Une Europe divisée entre ambitions commerciales et modèle agricole

L’un des nœuds du blocage se situe au sein même de l’UE. D’un côté, les grandes puissances industrielles du continent, l’Allemagne en tête, poussent pour une ratification rapide. Leurs groupes exportateurs, notamment dans l’automobile, lorgnent sur le marché sud-américain. De l’autre, plusieurs pays, dont la France, l’Irlande et la Pologne, s’inquiètent des conséquences sur leur agriculture. Ces derniers redoutent une mise en concurrence directe avec des produits sud-américains soumis à des normes de production bien moins contraignantes. À l’image de la viande bovine brésilienne, souvent produite à bas coût sur des terres issues de la déforestation, qui pourrait concurrencer les exploitations françaises, soumises à des exigences strictes en matière de traçabilité, de bien-être animal et d’environnement.

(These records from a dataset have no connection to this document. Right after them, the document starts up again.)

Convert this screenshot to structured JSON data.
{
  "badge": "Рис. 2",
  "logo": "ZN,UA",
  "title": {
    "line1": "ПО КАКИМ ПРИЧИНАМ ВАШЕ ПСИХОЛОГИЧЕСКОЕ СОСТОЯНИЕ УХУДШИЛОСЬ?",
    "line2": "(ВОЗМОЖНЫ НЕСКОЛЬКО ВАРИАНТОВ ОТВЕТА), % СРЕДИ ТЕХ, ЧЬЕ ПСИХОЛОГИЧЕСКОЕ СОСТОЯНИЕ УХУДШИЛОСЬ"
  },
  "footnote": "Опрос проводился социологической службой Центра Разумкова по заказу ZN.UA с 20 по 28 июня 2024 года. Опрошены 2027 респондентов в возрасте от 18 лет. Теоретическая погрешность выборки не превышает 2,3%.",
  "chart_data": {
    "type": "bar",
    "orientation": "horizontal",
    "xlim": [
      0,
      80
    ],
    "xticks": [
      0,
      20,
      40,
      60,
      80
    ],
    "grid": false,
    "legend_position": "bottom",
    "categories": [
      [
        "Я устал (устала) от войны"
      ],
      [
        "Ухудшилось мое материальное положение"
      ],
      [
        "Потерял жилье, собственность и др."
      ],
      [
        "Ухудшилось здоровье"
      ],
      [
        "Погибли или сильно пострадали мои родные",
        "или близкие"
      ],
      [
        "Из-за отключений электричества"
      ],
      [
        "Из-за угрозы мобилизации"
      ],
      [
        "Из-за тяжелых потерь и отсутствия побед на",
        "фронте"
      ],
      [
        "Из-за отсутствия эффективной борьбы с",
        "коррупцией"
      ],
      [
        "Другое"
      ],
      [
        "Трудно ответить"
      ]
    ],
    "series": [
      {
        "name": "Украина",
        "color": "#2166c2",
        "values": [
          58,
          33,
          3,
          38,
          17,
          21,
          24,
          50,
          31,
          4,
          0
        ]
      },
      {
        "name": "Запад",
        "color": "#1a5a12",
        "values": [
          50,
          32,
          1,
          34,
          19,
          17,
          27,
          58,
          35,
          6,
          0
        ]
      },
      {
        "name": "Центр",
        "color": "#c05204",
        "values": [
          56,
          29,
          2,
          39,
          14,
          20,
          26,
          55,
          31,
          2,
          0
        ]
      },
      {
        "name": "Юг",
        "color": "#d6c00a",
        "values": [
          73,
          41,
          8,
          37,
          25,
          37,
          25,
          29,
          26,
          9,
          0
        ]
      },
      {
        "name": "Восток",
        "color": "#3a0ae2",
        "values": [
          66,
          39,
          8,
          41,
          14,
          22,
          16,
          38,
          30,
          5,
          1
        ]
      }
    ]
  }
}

Le président Emmanuel Macron a d’ailleurs été explicite sur ce point. En déplacement à Buenos Aires le 18 novembre 2024, il déclarait :

« La France ne soutiendra pas l’accord UE-Mercosur dans sa version actuelle. »

 

Ce rejet s’appuie sur une double critique : l’absence de garanties environnementales contraignantes et le risque de déséquilibres majeurs pour les filières agricoles européennes. Cette opposition n’est pas isolée. Elle reflète une tension plus large entre une Europe industrielle tournée vers les exportations, et une Europe agricole attachée à des modèles plus régulés.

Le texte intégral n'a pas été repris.